Jeff Johnson - OneNewsNow - 8/20/2008
The Oregon Constitution says voters have the final say over any laws passed by the state legislature. The Ninth U.S. Circuit Court of Appeals, however, says they don't.
After Oregon voters passed a marriage protection amendment declaring marriage to be only the union of one man and one woman, liberal lawmakers tried to sidestep the amendment by passing a "domestic partnership" law.
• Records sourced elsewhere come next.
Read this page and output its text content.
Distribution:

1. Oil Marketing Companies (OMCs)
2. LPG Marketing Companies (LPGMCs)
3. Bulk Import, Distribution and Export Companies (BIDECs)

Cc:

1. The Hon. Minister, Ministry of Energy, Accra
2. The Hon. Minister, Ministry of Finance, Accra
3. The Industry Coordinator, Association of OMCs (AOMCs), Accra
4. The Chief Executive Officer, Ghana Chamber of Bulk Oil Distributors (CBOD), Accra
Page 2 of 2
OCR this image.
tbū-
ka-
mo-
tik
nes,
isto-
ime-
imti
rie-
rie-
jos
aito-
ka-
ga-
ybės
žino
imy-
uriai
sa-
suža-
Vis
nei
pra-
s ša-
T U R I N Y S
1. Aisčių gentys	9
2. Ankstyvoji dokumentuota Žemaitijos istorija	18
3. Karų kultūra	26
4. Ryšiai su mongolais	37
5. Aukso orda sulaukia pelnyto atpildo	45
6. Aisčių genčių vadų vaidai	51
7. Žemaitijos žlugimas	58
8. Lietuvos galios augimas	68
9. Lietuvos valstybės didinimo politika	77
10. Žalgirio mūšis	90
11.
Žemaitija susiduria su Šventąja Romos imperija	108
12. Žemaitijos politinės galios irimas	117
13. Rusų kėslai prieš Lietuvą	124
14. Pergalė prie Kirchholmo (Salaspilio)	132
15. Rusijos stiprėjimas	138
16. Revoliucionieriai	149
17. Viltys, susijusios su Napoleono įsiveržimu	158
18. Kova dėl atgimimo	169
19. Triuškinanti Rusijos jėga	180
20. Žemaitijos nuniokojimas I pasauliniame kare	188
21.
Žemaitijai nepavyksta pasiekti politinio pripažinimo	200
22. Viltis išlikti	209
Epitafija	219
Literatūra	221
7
As Austin R. Nimocks -- senior legal counsel for the Alliance Defense Fund -- explains, lawmakers are not supposed to have the final say in Oregon. "The citizens of Oregon reserve to themselves in their constitution the right to have the final say on any legislation...," notes Nimocks.
The attorney says when the Oregon legislature passed the domestic partnership law, citizens petitioned for a vote to determine whether the law would remain. But state officials refused to certify the referendum petitions -- a step Nimocks describes as "a dangerous precedent for the future of the democratic process in America."
"Right now, we're still considering our options on what to do," says Nimocks. "It's quite clear that the citizens of Oregon still want to have their say on this important law."
Both the U.S. District Court and the Ninth Circuit ruled that Oregon voters have no legal right to have their valid signatures counted in a referendum petition drive. Nimocks calls those court decisions a "tragedy for democracy."
"In America, every citizen's vote should count," the attorney says in a press release. "The court has tossed aside one of the most important rights we have as Americans. The people didn't thwart this effort; government bureaucracy did."